Development of the $65 billion Alaska LNG Project moved ahead Tuesday with the submission of a formal request to the Federal Energy Regulatory Commission (FERC) to start the pre-file process for the major natural gas project.

The filing marks the start of the environmental review process required to win siting, design, construction permits.

The Alaska LNG project is owned by Alaska Gasline Development Corporation and affiliates of ExxonMobil, TransCanada, BP and ConocoPhillips.

The project is projected to cost between $45 billion to $65 billion and is expected to produce and export up to 20 million metric tons of LNG per year.

The FERC filing comes on the heels of a second season of summer field work that is part of the project’s $500 million pre-front-end engineering design phase.

The necessary data to support environmental permitting and the routing and sitting of project facilities will be complete by the end of the field work.

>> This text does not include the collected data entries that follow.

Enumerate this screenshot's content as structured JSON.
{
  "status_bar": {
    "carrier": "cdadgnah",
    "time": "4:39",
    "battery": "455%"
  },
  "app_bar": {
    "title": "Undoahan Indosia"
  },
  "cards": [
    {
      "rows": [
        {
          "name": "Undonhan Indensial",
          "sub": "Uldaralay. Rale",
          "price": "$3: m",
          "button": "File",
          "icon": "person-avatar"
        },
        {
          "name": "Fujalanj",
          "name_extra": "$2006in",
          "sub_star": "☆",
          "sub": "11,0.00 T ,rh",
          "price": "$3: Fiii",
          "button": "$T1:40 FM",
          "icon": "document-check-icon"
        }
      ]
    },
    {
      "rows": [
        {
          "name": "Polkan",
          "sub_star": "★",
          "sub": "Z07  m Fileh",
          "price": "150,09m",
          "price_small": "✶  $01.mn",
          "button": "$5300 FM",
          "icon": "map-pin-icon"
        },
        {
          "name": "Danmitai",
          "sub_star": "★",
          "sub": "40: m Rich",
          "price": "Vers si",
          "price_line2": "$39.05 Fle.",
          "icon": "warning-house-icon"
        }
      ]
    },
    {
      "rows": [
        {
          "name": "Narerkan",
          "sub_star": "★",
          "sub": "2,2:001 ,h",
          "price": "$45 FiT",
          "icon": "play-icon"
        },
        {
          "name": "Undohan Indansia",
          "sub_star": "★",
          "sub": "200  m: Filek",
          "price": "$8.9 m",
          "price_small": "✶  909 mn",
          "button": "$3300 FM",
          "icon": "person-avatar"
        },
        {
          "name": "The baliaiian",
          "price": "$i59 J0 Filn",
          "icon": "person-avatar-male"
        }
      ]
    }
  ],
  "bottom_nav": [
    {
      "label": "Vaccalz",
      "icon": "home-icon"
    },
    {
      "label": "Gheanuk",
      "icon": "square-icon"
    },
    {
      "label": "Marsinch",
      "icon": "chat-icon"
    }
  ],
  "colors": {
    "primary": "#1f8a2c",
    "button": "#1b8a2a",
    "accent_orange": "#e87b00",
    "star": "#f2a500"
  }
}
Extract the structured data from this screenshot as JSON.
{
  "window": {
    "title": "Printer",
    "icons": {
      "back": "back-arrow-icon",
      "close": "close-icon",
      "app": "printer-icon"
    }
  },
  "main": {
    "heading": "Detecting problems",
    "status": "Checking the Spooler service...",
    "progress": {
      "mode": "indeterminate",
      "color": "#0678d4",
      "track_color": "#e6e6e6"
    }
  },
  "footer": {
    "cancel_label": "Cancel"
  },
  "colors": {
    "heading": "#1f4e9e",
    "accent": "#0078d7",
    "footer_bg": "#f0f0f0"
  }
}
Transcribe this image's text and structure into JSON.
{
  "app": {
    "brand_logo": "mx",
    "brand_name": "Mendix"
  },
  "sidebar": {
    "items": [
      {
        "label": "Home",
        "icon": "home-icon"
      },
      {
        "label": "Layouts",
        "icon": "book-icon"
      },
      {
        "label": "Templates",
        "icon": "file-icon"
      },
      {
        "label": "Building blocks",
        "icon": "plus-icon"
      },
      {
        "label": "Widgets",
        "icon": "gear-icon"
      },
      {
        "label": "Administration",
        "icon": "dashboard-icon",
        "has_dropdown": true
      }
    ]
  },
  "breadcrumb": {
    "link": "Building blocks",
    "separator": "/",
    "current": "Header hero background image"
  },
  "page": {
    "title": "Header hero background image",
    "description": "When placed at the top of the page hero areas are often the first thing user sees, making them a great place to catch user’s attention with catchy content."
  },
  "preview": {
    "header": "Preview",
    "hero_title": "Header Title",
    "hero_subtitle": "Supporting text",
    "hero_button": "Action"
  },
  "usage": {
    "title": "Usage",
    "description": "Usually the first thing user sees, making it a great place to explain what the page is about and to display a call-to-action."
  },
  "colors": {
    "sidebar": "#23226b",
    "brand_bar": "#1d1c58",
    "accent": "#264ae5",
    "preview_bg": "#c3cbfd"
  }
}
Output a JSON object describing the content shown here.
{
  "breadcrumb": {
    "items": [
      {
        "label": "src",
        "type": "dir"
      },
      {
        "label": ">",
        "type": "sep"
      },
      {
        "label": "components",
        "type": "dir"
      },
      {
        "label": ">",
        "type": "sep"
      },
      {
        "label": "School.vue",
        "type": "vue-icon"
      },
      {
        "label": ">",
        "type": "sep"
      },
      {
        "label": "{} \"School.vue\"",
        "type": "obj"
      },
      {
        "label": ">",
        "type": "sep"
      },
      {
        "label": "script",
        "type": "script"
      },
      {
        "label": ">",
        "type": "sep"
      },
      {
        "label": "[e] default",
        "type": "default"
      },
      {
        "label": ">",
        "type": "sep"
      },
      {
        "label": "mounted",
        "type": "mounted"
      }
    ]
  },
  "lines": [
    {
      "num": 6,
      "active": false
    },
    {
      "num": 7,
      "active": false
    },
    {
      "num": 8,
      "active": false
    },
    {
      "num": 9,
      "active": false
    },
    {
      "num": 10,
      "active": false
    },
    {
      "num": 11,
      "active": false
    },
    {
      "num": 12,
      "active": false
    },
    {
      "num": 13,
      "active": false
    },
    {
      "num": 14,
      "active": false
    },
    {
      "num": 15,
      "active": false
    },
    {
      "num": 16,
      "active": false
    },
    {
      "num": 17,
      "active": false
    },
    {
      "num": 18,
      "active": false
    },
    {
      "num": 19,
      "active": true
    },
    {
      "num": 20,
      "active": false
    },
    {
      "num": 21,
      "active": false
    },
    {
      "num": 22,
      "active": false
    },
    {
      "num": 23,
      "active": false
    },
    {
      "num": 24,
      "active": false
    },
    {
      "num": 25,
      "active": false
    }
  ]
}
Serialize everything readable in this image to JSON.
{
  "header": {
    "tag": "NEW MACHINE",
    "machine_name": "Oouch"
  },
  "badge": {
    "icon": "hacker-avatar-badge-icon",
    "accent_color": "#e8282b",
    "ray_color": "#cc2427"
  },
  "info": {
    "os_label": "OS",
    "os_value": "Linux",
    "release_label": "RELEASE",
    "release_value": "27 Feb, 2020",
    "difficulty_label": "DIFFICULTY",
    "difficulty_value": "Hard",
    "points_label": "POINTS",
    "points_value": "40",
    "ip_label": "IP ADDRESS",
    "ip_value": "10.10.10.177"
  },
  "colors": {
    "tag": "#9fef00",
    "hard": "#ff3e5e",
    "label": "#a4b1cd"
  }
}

The proposed project facilities include a liquefaction facility in the Nikiski area on the Kenai Peninsula, an 800 mile pipeline, up to eight compression stations, at least five take-off points for in-state gas delivery, a gas treatment plant located on the North Slope and transmission lines to transport gas from Prudhoe Bay and Point Thomson to the gas treatment plant.

The Alaska LNG project will produce about 15,000 jobs during construction and approximately 1,000 jobs its operation.

An application for an LNG export license was submitted to the U.S. Department of Energy in July.